То есть жандармы их тоже побаивались.
Но не таков был дедушка.
Дедушка оказался кремень. «Или Эней у меня на воротах, или сами понимаете!» Через неделю дедушка арестовал несколько подвод с кувзарским вином. В ответ кувзары сожгли сеновал в той самой деревне, где жил бедняга управляющий. Дедушкины люди сожгли одну из кувзарских изб. Ночью прискакали на лошадях и закидали крайний дом горящими факелами. В ответ кувзары сожгли нашу конюшню и повесили конюхов. Это уже была настоящая война. Поэтому в ответ дедушка сжег Кувзарско. Всю деревню. Совсем. На этом месте посадил виноградник. А кладбище оставил. Но потом оно заросло высокой травой. Мы с дедушкой там гуляли, рассматривали камни, надписи, даты. Последняя дата была одна – тот самый день, когда дедушка послал своих крестьян сжечь кувзарскую деревню и вырезать всех до одного.
Надо сказать, что дедушкины крестьяне выполнили эту ужасную задачу с радостью. И дело не только во вражде кувзаров со всем окружающим миром, а всего окружающего мира – с кувзарами. Дело еще и в том, что тут вмешалась память. Много-много лет назад, пару столетий назад, во времена отважного принца Евгения Савойского, когда беглые гусары и устроили себе такое житье – деревню Кувзарско, они, как я уже говорила, поубивали мужчин и женились на женщинах этой деревни. Но беда в том, что не все мужчины были тогда на месте. Кто-то был в городе, кто-то торговал, кто-то выполнял полугодовую службу у барина, и поэтому в тот страшный день не оказался дома. И вот, когда эти люди (кажется, их было около десятка человек) пытались вернуться в свою деревню – их не пускали. Новые жители, гусары-дезертиры, не пускали. Хотя эти люди возвращались мирно. У них не было мести за убитых жен и детей, потому что все они были в отъезде с семьями, – просто люди хотели вернуться к себе домой.
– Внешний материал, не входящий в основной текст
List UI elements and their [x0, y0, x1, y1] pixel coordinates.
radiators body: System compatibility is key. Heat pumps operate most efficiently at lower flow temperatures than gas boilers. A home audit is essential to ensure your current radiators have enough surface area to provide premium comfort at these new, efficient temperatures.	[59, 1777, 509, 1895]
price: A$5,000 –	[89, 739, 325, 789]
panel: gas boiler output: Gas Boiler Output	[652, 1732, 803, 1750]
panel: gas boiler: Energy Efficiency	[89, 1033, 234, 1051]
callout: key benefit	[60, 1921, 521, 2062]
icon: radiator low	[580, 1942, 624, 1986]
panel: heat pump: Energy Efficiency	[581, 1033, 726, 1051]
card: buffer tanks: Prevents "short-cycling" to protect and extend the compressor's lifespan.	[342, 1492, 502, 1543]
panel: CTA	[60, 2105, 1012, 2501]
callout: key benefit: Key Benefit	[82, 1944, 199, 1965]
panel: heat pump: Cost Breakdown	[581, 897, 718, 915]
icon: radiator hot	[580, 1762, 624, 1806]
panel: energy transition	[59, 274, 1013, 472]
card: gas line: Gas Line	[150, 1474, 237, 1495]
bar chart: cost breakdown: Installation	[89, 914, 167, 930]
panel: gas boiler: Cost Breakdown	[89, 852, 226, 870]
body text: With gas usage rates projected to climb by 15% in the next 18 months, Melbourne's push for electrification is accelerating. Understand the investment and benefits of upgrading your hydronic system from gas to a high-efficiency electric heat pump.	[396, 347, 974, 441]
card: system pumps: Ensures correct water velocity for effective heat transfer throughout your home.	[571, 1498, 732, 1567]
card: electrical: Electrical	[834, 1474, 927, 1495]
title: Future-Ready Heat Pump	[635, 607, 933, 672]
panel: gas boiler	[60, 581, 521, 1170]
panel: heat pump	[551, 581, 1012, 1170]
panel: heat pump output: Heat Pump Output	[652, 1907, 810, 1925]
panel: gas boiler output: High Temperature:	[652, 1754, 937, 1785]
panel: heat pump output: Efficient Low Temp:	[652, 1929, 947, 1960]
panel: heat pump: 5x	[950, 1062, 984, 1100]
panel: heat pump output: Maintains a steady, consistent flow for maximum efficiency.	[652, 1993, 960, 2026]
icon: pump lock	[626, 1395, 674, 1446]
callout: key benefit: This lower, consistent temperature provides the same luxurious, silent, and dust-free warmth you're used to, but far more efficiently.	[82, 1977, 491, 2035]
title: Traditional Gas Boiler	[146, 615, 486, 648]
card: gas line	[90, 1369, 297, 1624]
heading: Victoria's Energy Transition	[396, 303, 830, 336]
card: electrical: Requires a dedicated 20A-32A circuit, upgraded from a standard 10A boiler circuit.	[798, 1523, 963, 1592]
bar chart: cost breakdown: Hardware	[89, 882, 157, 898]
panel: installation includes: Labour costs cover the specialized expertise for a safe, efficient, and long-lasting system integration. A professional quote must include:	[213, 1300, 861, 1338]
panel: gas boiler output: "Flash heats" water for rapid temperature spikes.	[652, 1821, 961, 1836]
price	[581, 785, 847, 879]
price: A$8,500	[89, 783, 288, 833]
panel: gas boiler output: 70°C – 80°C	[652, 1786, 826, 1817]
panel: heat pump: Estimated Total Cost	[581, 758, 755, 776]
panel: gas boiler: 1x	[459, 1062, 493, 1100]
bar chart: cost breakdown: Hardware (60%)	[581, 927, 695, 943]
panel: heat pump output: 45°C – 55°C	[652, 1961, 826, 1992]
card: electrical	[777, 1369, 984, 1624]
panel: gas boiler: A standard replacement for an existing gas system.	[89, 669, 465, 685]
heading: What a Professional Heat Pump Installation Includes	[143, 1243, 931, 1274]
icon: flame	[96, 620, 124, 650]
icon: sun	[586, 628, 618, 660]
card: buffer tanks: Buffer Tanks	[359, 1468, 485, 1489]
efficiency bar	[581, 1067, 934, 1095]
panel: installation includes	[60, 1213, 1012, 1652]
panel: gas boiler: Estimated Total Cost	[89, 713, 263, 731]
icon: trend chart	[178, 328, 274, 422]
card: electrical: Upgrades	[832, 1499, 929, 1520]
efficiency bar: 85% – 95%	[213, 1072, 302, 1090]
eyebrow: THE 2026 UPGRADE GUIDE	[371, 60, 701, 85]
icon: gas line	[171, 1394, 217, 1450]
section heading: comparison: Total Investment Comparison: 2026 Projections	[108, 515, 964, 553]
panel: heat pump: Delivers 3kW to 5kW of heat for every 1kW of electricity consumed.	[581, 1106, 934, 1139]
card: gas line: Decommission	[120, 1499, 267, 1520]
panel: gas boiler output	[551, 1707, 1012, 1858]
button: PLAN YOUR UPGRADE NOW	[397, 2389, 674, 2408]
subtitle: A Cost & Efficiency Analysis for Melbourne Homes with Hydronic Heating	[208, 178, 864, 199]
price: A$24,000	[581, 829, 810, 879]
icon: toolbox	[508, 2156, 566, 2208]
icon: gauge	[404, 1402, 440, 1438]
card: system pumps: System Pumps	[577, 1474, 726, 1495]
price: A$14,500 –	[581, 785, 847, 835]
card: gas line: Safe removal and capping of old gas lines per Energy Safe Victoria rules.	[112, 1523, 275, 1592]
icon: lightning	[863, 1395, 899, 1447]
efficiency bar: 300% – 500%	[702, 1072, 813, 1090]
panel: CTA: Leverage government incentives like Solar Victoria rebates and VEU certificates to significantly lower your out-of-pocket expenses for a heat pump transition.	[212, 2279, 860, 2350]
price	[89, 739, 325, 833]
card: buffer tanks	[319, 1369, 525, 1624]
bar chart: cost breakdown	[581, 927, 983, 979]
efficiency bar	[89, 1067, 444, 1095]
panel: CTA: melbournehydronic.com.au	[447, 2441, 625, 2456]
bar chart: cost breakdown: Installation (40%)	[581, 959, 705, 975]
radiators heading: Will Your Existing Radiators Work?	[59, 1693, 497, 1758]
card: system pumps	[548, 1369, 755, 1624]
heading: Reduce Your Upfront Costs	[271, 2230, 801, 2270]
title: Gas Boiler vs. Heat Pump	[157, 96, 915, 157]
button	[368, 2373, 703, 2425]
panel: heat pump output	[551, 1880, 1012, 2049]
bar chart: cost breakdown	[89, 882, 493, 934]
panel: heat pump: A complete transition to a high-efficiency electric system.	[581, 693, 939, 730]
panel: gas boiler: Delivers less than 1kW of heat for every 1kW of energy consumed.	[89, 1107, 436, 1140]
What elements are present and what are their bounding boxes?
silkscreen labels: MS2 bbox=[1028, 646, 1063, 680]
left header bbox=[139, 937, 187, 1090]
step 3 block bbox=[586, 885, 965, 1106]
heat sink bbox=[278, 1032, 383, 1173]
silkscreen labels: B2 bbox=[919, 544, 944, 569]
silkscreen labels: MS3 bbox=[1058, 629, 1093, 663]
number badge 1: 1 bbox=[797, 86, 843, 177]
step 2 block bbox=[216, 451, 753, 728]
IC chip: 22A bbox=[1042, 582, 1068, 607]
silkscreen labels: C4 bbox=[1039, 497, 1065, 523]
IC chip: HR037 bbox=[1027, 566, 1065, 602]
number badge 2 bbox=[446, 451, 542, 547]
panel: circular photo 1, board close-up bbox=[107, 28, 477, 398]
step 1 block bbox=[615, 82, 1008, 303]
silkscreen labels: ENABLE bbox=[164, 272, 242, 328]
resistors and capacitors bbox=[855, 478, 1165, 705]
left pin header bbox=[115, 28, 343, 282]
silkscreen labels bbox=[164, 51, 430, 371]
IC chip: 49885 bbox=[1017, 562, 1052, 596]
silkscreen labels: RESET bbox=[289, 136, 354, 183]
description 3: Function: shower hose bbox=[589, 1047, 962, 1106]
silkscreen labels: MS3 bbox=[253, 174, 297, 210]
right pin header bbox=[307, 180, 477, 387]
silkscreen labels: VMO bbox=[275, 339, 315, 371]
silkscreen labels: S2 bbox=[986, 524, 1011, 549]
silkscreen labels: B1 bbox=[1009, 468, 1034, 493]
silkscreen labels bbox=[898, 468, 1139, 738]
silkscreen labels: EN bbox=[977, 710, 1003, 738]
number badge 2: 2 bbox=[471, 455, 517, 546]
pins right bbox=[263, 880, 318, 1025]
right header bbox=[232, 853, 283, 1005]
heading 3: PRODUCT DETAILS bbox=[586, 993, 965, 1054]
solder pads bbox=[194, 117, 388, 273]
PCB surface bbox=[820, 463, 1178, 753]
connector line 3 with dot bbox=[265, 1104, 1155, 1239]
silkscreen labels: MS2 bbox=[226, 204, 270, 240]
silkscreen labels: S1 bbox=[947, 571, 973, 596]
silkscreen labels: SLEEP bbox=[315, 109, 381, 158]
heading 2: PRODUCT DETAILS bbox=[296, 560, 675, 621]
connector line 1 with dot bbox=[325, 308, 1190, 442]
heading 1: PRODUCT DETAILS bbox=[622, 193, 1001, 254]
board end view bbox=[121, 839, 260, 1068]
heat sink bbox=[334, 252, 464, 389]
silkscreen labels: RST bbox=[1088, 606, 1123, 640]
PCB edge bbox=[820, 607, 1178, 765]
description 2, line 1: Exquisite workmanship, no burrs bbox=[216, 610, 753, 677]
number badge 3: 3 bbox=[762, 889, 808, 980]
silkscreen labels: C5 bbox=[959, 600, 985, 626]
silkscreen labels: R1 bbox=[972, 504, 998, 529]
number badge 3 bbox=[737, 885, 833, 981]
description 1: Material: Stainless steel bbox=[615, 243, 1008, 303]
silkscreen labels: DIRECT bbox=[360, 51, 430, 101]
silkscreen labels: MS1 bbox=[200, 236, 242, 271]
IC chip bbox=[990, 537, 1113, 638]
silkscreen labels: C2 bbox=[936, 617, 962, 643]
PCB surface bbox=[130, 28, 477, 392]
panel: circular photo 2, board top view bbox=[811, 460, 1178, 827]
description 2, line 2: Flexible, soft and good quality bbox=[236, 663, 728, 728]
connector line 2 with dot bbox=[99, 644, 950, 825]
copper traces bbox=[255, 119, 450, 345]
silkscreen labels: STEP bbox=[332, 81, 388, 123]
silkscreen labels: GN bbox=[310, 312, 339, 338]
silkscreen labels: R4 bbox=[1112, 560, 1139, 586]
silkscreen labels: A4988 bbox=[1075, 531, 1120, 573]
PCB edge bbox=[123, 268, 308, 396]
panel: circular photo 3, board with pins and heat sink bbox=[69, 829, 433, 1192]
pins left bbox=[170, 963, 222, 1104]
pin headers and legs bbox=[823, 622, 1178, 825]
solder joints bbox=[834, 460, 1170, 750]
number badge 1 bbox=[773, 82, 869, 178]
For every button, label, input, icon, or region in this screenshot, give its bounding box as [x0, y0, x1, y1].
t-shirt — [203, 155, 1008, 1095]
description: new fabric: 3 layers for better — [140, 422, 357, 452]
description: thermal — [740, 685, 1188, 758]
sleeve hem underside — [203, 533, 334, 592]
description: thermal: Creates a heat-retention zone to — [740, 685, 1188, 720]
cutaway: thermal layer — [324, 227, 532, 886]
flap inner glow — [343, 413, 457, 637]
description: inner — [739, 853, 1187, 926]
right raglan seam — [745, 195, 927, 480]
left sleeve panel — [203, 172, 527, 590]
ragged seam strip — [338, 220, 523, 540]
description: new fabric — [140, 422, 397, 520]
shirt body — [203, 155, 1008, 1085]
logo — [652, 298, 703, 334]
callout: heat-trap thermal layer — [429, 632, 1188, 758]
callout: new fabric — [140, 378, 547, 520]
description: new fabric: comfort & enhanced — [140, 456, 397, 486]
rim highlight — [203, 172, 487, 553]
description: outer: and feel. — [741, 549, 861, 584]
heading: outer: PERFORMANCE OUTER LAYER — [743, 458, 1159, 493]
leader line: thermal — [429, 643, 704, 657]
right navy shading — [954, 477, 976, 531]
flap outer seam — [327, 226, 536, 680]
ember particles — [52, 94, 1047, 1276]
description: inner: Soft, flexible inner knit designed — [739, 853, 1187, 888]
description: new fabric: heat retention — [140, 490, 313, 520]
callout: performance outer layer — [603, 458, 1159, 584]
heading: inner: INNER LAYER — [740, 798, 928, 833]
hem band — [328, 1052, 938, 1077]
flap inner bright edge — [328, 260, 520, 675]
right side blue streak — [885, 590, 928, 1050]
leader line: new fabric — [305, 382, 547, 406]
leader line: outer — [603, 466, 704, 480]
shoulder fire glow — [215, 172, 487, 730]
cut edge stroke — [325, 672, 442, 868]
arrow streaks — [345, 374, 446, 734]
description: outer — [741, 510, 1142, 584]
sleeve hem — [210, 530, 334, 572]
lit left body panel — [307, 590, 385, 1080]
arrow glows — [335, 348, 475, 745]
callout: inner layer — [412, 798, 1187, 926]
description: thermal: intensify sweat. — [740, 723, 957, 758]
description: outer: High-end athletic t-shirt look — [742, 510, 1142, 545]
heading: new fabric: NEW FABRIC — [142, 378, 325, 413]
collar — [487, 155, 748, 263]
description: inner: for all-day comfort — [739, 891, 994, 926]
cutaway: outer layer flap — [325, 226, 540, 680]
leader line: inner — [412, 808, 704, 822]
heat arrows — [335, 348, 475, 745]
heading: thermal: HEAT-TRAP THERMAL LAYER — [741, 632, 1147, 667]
Но их не пустили. Они жили, храня в душе память об этом изгнании, о гибели своих дальних родственников и, наверно, лелеяли мечту о мести. И вот время мести пришло – барин разрешил, барин велел отомстить. Я не знаю точно, специально ли дедушка назначал исполнителями именно этих людей, наследников тех, кого два века назад выгнали из родной деревни, или просто так сложилось, так получилось, так вышло, – но это уже неважно.
– Ненависть вечна! – сказал дедушка. – Вражда вечна. Земля удивительно тесна, моя милая Далли. На любом клочке земли, где живут люди – непременно кто-то жил раньше. Его изгнали и не дали вернуться.
– Ты убил их всех? – спросила я.
– Не я, – сказал дедушка. – Мои люди. Но по моему приказу, конечно. Я не буду увиливать от ответа. Так что можешь считать, что да, я.
– Всех? – переспросила я.
– Всех, – сказал дедушка. – Вот общая могила для тех, кого не узнали. На кувзарских домах, – объяснил дедушка, – на воротах по старой эскадронной памяти была вырезана фамилия семейства. Наверно, те мои ребята, кто вырезал Кувзарско, учиняли предварительный допрос. Не знаю. Но кого-то похоронили в отдельных могилах, с именами и фамилиями, а кого-то в общей.
Я ходила и вслух рассуждала о том, как такое могло получиться.
– Хватит, Далли, хватит! – сказал дедушка. – В таких делах всегда много суматохи. Потом и не разберешь – что, как и почему.